General Information

In many areas of Western medicine, rigorously controlled research and carefully documented experience allow fairly definitive answers to questions of diagnosis and treatment of any given malady. Although the quality of research in acupuncture is now better meeting the requirements of Western medicine, we still can rarely answer questions based on a Western scientific-evidence-based model. The reasons for which lie in the nature of the two systems themselves. Nature does not reveal itself to us, but only gives answers to the questions that we pose. In November of 1997 the National Institutes of Health (NIH) convened a conference on acupuncture to determine what answers we do have from a rigorous scientific standpoint.

Read the Consensus Statement on Acupuncture

The distinct methods used by oriental medicine have long posed problems of understanding and accreditation for Western practitioners seeking to verify the efficacy of acupuncture. Western allopathic medicine treats diagnoses, and diagnoses are often established by fairly objective impersonal standards. The conventional Western medical model, by treating specific and “objective” diagnoses, can easily design studies which permit statistical inferences about the benefits of an intervention.

This approach is in contrast to traditional acupuncture models where an individual, not a diagnosis, is treated. Treatment is based not only on diagnostic evaluations derived from subjective signs and symptoms but on an accurate assessment of a patients nature/constitution. In a medical model such as traditional oriental medicine,where optimal treatment requires individualization, Western statistical analyses and study design must challenge a sole reliance on “standard” approaches to be meaningful.

Therein lies the problem. It is human nature to want the best medical care according to established standards, which in this country are based on the traditional scientific model.Average Westerners, having been exposed to a fairly homogeneous group of medical practitioners, tend to assume that there is an optimal treatment regimen for any given condition. Since most medical doctors will ask similar questions, do similar exams, order similar tests and recommend similar therapies for a given problem their approach being based on similar research, teaching and experience people assume that a physician who deviates from the norm is either ignorant or incompetent. (The exception would be physicians exploring new treatment regimes in research settings.)

There have been attempts to “standardize” acupuncture approaches. The Chinese government under communist rule has created a model of acupuncture called Traditional Chinese Medicine. This is the model taught in most acupuncture schools in the West. Although based on traditional models of oriental medicine, particularly herbal approaches, it only partially reflects the wealth of acupuncture models used historically and today.

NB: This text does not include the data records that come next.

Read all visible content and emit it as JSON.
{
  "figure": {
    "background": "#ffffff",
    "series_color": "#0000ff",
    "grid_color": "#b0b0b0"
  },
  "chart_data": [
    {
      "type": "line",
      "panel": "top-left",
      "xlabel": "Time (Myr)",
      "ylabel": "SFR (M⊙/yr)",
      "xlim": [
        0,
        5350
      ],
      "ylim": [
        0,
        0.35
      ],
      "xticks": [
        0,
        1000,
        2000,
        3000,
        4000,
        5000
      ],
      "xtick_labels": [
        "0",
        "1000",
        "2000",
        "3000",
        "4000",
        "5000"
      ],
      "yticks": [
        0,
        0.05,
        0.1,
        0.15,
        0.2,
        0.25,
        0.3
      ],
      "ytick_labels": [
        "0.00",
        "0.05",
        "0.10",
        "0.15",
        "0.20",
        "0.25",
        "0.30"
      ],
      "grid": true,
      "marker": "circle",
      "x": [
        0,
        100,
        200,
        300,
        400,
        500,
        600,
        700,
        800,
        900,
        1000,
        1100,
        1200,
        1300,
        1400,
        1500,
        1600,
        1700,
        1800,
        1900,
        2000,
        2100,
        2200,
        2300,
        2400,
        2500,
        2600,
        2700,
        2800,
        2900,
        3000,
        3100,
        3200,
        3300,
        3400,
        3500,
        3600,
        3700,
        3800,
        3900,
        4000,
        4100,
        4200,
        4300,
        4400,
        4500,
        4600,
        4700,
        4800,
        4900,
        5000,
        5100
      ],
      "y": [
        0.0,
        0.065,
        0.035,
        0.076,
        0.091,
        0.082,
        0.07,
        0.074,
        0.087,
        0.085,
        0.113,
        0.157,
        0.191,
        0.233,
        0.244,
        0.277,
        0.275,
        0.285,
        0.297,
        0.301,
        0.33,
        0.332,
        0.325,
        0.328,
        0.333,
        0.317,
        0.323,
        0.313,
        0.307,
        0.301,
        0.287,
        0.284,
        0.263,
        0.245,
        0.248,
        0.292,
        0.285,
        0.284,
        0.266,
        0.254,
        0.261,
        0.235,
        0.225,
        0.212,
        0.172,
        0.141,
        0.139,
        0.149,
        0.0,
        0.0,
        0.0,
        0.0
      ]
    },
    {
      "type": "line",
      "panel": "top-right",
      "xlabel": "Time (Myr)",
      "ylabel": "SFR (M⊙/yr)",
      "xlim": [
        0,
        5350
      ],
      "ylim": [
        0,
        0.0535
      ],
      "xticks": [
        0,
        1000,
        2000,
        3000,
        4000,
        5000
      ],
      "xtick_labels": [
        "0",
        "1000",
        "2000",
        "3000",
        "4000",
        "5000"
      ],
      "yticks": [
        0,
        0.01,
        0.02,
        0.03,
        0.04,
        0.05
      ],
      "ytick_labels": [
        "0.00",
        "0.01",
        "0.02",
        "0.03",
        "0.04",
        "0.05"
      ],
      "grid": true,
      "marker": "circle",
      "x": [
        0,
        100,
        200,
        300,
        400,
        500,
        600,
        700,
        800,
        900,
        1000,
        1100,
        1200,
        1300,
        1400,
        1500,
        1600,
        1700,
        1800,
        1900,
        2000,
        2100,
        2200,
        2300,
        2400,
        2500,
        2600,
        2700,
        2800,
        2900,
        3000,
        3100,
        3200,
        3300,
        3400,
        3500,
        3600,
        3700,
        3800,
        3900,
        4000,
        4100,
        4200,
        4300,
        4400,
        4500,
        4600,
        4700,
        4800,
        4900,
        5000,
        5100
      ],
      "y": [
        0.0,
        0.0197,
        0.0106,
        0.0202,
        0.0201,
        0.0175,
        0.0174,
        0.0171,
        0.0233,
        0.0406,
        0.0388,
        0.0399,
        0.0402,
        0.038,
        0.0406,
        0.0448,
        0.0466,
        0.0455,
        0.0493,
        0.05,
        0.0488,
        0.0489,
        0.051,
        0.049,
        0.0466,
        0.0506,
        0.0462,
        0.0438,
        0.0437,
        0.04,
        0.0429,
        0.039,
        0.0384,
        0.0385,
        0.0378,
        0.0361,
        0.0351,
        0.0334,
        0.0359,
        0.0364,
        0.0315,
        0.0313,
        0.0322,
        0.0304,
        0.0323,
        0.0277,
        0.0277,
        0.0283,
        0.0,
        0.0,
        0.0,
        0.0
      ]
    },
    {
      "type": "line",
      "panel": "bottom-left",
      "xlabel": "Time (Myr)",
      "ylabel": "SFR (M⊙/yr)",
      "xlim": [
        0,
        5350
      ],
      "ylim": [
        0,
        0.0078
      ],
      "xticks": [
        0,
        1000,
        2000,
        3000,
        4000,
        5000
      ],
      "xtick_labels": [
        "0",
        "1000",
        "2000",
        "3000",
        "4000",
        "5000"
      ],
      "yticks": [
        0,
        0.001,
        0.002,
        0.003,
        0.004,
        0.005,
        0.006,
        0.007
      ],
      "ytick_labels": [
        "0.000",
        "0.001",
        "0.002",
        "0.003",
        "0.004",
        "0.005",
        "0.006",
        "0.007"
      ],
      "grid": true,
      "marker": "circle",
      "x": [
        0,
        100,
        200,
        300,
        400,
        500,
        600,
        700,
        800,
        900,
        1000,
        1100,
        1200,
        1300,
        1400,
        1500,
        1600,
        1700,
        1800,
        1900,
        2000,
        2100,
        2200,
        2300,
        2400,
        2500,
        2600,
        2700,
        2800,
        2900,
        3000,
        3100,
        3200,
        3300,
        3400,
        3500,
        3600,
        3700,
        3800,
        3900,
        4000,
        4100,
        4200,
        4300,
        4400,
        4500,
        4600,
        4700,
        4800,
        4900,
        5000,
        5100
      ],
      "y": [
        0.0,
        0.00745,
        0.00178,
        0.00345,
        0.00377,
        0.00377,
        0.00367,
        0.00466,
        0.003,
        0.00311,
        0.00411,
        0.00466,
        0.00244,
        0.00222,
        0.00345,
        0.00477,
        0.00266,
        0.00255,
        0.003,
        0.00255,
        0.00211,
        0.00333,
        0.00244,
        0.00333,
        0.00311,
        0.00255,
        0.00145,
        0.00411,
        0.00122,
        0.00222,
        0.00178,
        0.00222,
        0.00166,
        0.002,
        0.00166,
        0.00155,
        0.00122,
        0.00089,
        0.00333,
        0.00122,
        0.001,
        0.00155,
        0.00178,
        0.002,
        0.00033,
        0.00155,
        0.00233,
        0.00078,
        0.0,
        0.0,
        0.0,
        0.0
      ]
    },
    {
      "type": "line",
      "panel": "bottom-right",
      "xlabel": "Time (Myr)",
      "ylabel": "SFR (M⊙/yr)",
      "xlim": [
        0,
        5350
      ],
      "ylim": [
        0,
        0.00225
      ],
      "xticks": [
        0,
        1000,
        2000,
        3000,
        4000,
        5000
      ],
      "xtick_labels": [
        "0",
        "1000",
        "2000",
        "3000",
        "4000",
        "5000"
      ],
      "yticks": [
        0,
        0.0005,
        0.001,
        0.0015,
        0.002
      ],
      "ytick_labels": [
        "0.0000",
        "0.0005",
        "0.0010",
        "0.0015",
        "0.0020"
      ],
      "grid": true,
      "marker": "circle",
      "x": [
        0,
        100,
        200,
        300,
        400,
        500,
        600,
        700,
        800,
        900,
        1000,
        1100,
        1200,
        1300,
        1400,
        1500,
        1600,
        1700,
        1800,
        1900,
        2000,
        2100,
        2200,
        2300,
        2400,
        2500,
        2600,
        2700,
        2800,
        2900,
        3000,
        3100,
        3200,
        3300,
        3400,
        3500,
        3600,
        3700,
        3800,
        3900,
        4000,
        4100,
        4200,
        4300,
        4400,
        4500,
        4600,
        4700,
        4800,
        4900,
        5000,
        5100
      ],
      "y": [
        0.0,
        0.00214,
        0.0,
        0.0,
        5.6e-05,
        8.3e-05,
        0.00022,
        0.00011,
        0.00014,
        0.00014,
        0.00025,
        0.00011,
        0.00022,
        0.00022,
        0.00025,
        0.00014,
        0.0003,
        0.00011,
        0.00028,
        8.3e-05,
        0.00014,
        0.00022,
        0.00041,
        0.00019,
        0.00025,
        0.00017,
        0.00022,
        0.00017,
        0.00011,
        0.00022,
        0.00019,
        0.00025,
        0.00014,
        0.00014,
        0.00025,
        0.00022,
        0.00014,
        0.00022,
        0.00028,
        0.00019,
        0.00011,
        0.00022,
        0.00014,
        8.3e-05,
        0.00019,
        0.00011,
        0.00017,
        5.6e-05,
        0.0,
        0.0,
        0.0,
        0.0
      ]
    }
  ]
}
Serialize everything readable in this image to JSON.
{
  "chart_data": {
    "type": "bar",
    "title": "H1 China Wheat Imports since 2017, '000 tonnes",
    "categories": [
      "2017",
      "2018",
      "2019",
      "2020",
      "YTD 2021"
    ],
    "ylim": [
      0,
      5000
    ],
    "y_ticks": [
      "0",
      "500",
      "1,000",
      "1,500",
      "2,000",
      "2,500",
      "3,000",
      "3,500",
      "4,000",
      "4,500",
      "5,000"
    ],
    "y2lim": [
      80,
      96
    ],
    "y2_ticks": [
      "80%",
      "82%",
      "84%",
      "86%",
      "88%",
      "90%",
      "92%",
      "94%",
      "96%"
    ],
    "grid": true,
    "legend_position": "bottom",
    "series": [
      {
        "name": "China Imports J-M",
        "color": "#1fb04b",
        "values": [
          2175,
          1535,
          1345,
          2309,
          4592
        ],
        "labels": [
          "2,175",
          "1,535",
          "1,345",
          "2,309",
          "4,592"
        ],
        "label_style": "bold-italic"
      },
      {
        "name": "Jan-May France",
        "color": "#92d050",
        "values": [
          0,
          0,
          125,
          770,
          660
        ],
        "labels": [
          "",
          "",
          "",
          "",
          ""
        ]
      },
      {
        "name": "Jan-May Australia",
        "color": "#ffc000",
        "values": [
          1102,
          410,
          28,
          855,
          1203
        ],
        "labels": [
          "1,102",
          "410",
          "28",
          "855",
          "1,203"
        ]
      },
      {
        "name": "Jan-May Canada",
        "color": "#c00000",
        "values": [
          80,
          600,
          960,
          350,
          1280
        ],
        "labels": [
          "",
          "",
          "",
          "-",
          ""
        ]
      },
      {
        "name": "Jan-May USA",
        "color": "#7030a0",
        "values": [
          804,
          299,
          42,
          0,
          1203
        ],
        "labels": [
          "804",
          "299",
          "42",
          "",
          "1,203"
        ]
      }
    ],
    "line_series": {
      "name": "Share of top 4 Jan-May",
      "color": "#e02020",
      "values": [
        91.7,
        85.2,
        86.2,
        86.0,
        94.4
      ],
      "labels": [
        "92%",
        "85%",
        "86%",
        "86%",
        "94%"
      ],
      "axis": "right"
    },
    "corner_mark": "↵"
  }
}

For those interested in studying the history of acupuncture, I recommend the book:

In the Footsteps of the Yellow Emperor
by Peter Eckman, M.D.
Cypress Book Co. 1996
3450 Third Street, Unit 4B
San Francisco, CA 94124

The Yellow Emperor and other recent studies of acupuncture make it evident that the world of oriental medicine is much more diversified than the world of western medicine. There are different schools of acupuncture with significantly different approaches to patients.

Some practitioners approach patients from a standard medical perspective: What’s the diagnosis? Here’s the treatment.Others are clearly more interested in exploring the implications of a symptom/condition in order to improve not only present, but future health as well.Recently, I heard a well-published acupuncturist state that he wasn’t so concerned whether a terminally ill patient died if he was able to help the patient obtain self actualization prior to death as a result of the acupuncture treatment.

The diversity of approaches and the nature of the practice of medicine often cause some practitioners to hold strong opinions about how a patient should or should not be treated.And there even remains, understandably, quite a bit of controversy about who is qualified to practice acupuncture. Here political, legal, and financial pressures enter into the picture, further complicating and clouding our understanding of oriental medicine.

As a result of all of the above limitations on our knowledge of acupuncture, you might find the answers to some of your questions somewhat vague. The answers you will find here are from physicians experienced in several “approaches” to acupuncture and desirous for their patients to benefit from the best of all effective treatments medicine can offer. Our intention is to be not dogmatic, given our awareness of how little we know in this exciting and promising specialty of medicine, but to provide some introductory guidance and offer alternatives to those seeking help for conditions that conventional Western medicine has not been able to treat with great success in individual cases.